Das Prinzip Antisemitismus funktioniert – immer anders, aber zuverlässig. Das haben diese Woche Elon Musk und Roger Waters vorgeturnt.

Protest gegen das Konzert von Roger Waters am 08. Mai in Köln Foto: Oliver Berg/dpa

A Great Day for Freedom“ heißt ein Song von Pink Floyd. Ein ziemlich guter, wie viele ihrer Songs. Diese Woche war leider eher a great week for Antisemitismus. Auch und vor allem dank Roger Waters, einst Mitgründer und Chef-Songschreiber von Pink Floyd, heute eher singender Reichsbürger.

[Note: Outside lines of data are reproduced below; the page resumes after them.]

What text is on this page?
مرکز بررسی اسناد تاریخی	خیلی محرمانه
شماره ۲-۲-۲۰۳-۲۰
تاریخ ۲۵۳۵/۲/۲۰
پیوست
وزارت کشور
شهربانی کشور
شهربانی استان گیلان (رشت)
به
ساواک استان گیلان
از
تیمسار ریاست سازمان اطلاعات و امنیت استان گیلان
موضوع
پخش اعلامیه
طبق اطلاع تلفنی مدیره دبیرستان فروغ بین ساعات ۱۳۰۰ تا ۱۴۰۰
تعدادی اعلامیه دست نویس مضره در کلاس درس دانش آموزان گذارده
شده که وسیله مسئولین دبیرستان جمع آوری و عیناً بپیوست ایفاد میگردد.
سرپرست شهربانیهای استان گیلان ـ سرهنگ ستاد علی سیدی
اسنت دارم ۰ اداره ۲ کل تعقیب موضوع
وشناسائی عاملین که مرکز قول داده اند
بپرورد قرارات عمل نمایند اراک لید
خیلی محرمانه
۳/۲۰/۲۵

Okay, den Davidstern auf dem Schwein lässt er inzwischen weg. Und er hat – sicher ist sicher – vorher per Durchsage kundgetan, kein Antisemit zu sein. Puh, ach so, na dann. Rock on. Die Show in Berlin war dann aber, nach allem, was kolportiert wird, doch nur eine seiner Weltanschauung. Die ist as plump as possible, Gut gegen Böse. Und böse ist nicht etwa Putin, sondern Biden und Obama. Und wenn man schon nichts gegen Juden oder Israelis sagen darf, buhu, dann halt: „Fuck Krieg gegen den Terror“, hehe, immer schön quergeschnitten mit dem Leid der Palästinenser. Da versteht auch jeder, wer und was gemeint ist. Das ist Gehirnwäsche, keine Kunst.

Deshalb sind auch alle Verteidigungen à la „Freiheit der Kunst“ bei solchen Typen unangebracht. Klar, Kunst muss frei und in ihrer Freiheit geschützt sein, das steht außer Frage. Aber sie muss halt den Anspruch von Kunst erfüllen, um solche zu sein: Ein Mindestmaß an Transzendenz. Denn, sorry, ein politisches Statement ist genau das – aber eben noch lange keine Kunst. Aber genau deshalb kann natürlich Kunst selbst von solchen Firecrackers wie Waters – sprich seine alten Songs – weiter Kunst und als solche geschützt sein. Aber dazu haben sich diese Woche ein paar klügere Leute als ich im Haus der Wannseekonferenz Gedanken gemacht.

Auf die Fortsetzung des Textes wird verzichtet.